The news of the creation of this internship was a comforting surprise to Redfield’s family.
“When people are doing something as wonderful as the Flyers are doing by creating an internship in Jessica’s name, it’s an incredible honor to me,” Redfield’s mother Sandy Phillips said from her home in San Antonio, Texas. “It caught me completely off guard. When I got the email that this was happening. I was like, “Are you kidding me?’
What made it even more special is that Phillips, who grew up in a Los Angeles suburb as a fan of the Kings, hadn’t been to a hockey game in quite a while after moving to San Antonio in the 1980s.
However, she was always a fan of the sport. So last year, with her daughter working in Denver covering hockey, Phillips was on a business trip in Philadelphia and decided to go to a hockey game.
“A couple of other people at the convention and I decided to try to go to a game, and we were able to get tickets to see the Flyers at the [Wells Fargo Center]. I had a great time and the whole time I was texting Jessica from the game.
“I couldn’t believe how much she knew about the Flyers. She was sending me her opinions about the players and their abilities and telling me who to watch for and who was good and who wasn’t. It was one of those proud mama moments.”
Redfield had moved to Colorado from Texas prior to last season and was gaining a substantial following on social media, where she was very active.
“She was such a genuine person and a great kid,” said Adrian Dater, the Colorado Avalanche beat reporter for the Denver Post who was friendly with Redfield. “She was a kid from Texas who just arrived on the scene in Denver who loved the game of hockey. She was super ambitious and she had a crazy drive to make her way into the hockey media world.
“She took everyone by storm and got to know everyone in the hockey community and was well on her way to do something good here. There was almost nothing she wouldn't do to make it.”
Which is exactly the kind of person the Flyers are looking for to fill the Internship.
“She was a great networker,” Phillips said. “One of the things I loved about her is that she wasn’t about ‘who can help me,’ but ‘what can I learn from them?’ She was awesome. I’m glad this intern will have such a wonderful experience.”
Redfield’s love of hockey came from out of the blue.
She spent most of her formative years as a dancer – concentrating in ballet and jazz dancing – and her mother thought she was going to end up working in the theatre in some capacity.
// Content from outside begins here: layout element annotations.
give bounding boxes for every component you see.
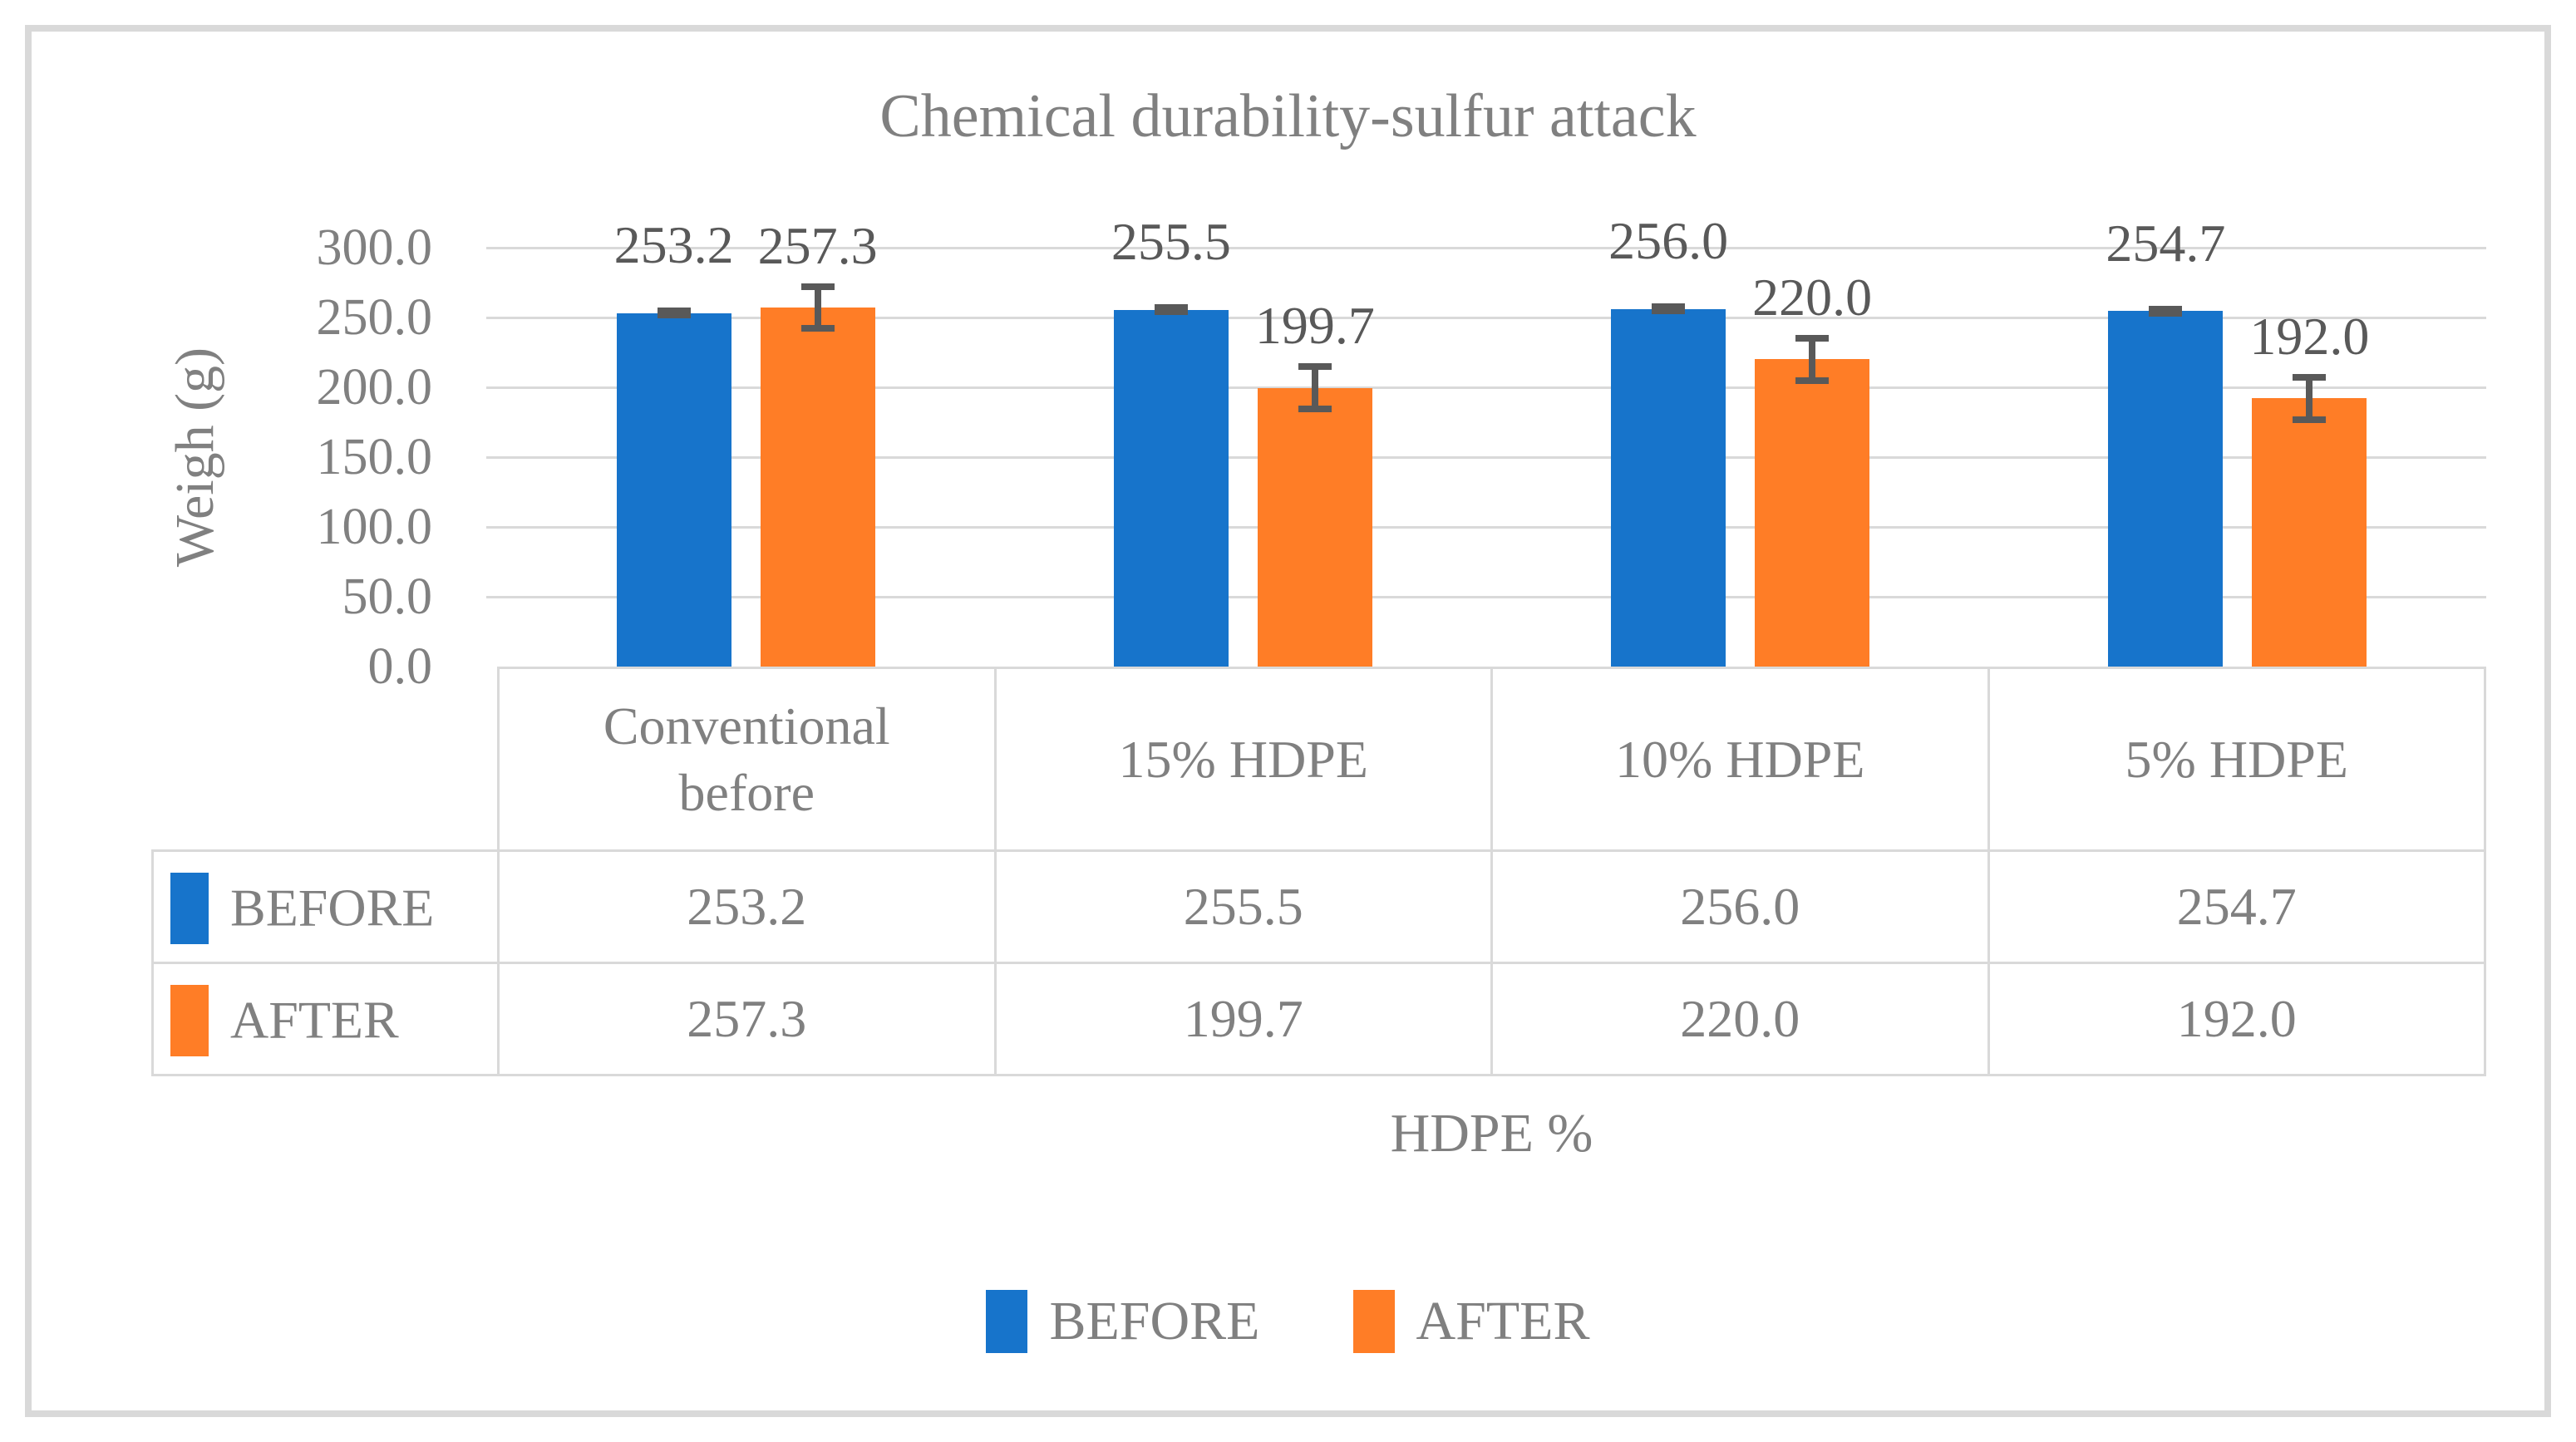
table-value-cell: 254.7 (1987, 849, 2486, 964)
y-tick-label: 50.0 (342, 568, 433, 625)
series-key-after-icon (170, 984, 209, 1056)
bar-after (2252, 398, 2367, 667)
data-label: 256.0 (1608, 211, 1729, 271)
table-value-cell: 199.7 (993, 962, 1493, 1076)
error-bar-cap (657, 308, 691, 315)
data-label: 255.5 (1111, 212, 1231, 272)
error-bar-line (2306, 377, 2313, 420)
table-value-cell: 256.0 (1490, 849, 1990, 964)
gridline (486, 246, 2486, 249)
bar-after (1755, 359, 1870, 667)
error-bar-cap (657, 312, 691, 319)
y-tick-label: 200.0 (316, 359, 433, 416)
legend-item-after: AFTER (1352, 1288, 1590, 1355)
data-label: 257.3 (757, 215, 878, 275)
gridline (486, 455, 2486, 459)
y-tick-label: 300.0 (316, 219, 433, 276)
error-bar-cap (1154, 304, 1188, 312)
error-bar-cap (2149, 309, 2183, 317)
error-bar-cap (1795, 376, 1830, 384)
error-bar-cap (800, 283, 835, 290)
table-category-header: 10% HDPE (1490, 667, 1990, 852)
chart-title: Chemical durability-sulfur attack (879, 82, 1697, 150)
y-tick-label: 100.0 (316, 499, 433, 555)
y-tick-label: 250.0 (316, 289, 433, 346)
data-table: Conventional before 15% HDPE 10% HDPE 5% HD… (151, 667, 2486, 1076)
table-value-cell: 257.3 (497, 962, 997, 1076)
error-bar-cap (1795, 335, 1830, 342)
data-label: 220.0 (1752, 268, 1873, 327)
error-bar-cap (2293, 374, 2327, 381)
error-bar-cap (2149, 305, 2183, 313)
error-bar-cap (1652, 303, 1686, 311)
legend-label: AFTER (1416, 1291, 1590, 1351)
data-label: 254.7 (2106, 213, 2226, 273)
bar-before (1611, 308, 1726, 667)
error-bar-cap (1652, 308, 1686, 315)
legend: BEFORE AFTER (0, 1288, 2576, 1355)
error-bar-cap (1154, 308, 1188, 316)
table-value-cell: 255.5 (993, 849, 1493, 964)
series-key-before-icon (170, 872, 209, 944)
error-bar-cap (1298, 405, 1332, 412)
bar-before (2108, 311, 2224, 667)
figure-border (25, 25, 2551, 1417)
gridline (486, 595, 2486, 598)
table-series-label-before: BEFORE (151, 849, 500, 964)
y-tick-label: 150.0 (316, 429, 433, 485)
legend-label: BEFORE (1049, 1291, 1260, 1351)
error-bar-cap (1298, 363, 1332, 371)
legend-item-before: BEFORE (986, 1288, 1260, 1355)
error-bar-line (1311, 367, 1318, 409)
table-category-header: 15% HDPE (993, 667, 1493, 852)
bar-after (760, 307, 875, 667)
x-axis-title: HDPE % (1390, 1103, 1593, 1164)
series-name: BEFORE (230, 878, 435, 938)
legend-swatch-after-icon (1352, 1290, 1395, 1353)
table-series-label-after: AFTER (151, 962, 500, 1076)
legend-swatch-before-icon (986, 1290, 1028, 1353)
bar-before (1113, 309, 1229, 667)
error-bar-line (1809, 338, 1816, 381)
gridline (486, 316, 2486, 319)
bar-before (616, 313, 731, 667)
data-label: 192.0 (2249, 307, 2370, 367)
bar-after (1257, 387, 1372, 667)
gridline (486, 386, 2486, 389)
table-category-header: Conventional before (497, 667, 997, 852)
data-label: 199.7 (1254, 296, 1375, 356)
table-value-cell: 253.2 (497, 849, 997, 964)
error-bar-cap (2293, 416, 2327, 423)
series-name: AFTER (230, 990, 399, 1050)
error-bar-line (814, 286, 821, 328)
data-label: 253.2 (613, 215, 734, 275)
table-corner-cell (153, 668, 499, 851)
table-category-header: 5% HDPE (1987, 667, 2486, 852)
gridline (486, 525, 2486, 529)
table-value-cell: 192.0 (1987, 962, 2486, 1076)
table-value-cell: 220.0 (1490, 962, 1990, 1076)
error-bar-cap (800, 324, 835, 332)
y-tick-label: 0.0 (367, 638, 433, 695)
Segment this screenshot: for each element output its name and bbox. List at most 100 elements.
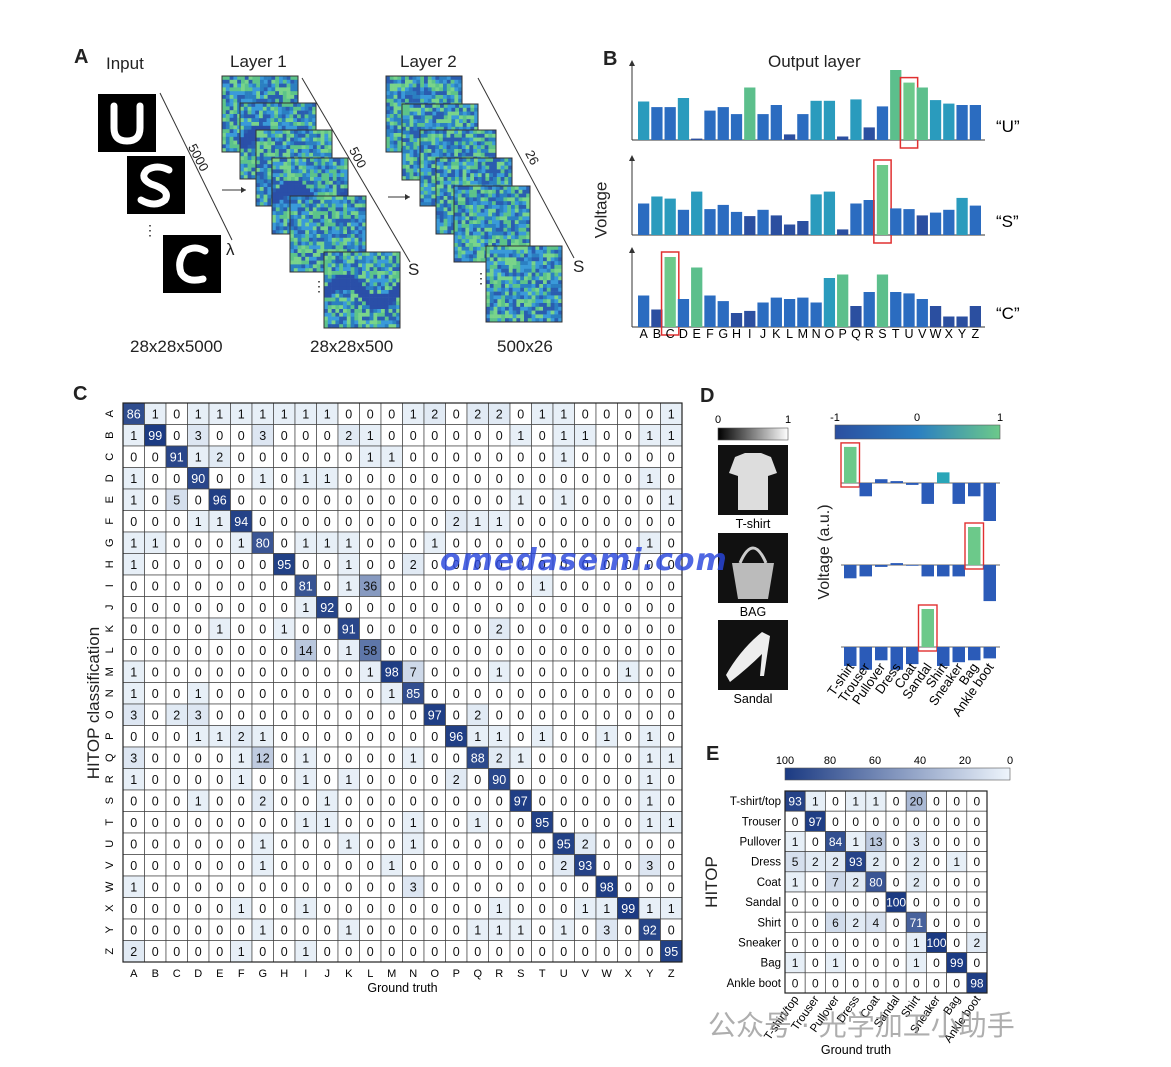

“We were not a sports family in any capacity,” Phillips said. “To prove that point, after this tragedy happened we got so many phone calls. One afternoon my phone rang and it was [Denver Broncos quarterback] Peyton Manning. After he hung up I turned to my husband and said, ‘Do you know who that was? It was Peyton Manning.’ My husband said, “Who’s Peyton Manning?”
But Jessica had a boyfriend who was into sports and took her to a hockey game.
“Just like that, she was hooked,” Phillips said. “It was like that one game hit a main nerve in her. She wanted to know anything and everything there was to know about the sport and it became her passion.”
Always an excellent writer, once she became fluent in the sport of hockey, her natural wit and sarcasm blended well and her unique style of sports writing took a life of it’s own.
“Everyone thinks their children are special," Phillips said. “I certainly thought mine was too, but to hear stories coming out of the woodwork from so many people who felt the same way as I did… to have that validated… how honored am I? I’m still mourning the loss of my daughter but through this tragedy I’ve been given a huge gift. And the gift keeps on giving thanks to the Flyers. I would be honored to meet the person who receives this internship somehow, so I can let them know personally just how much this means to me and to Jessica’s legacy.”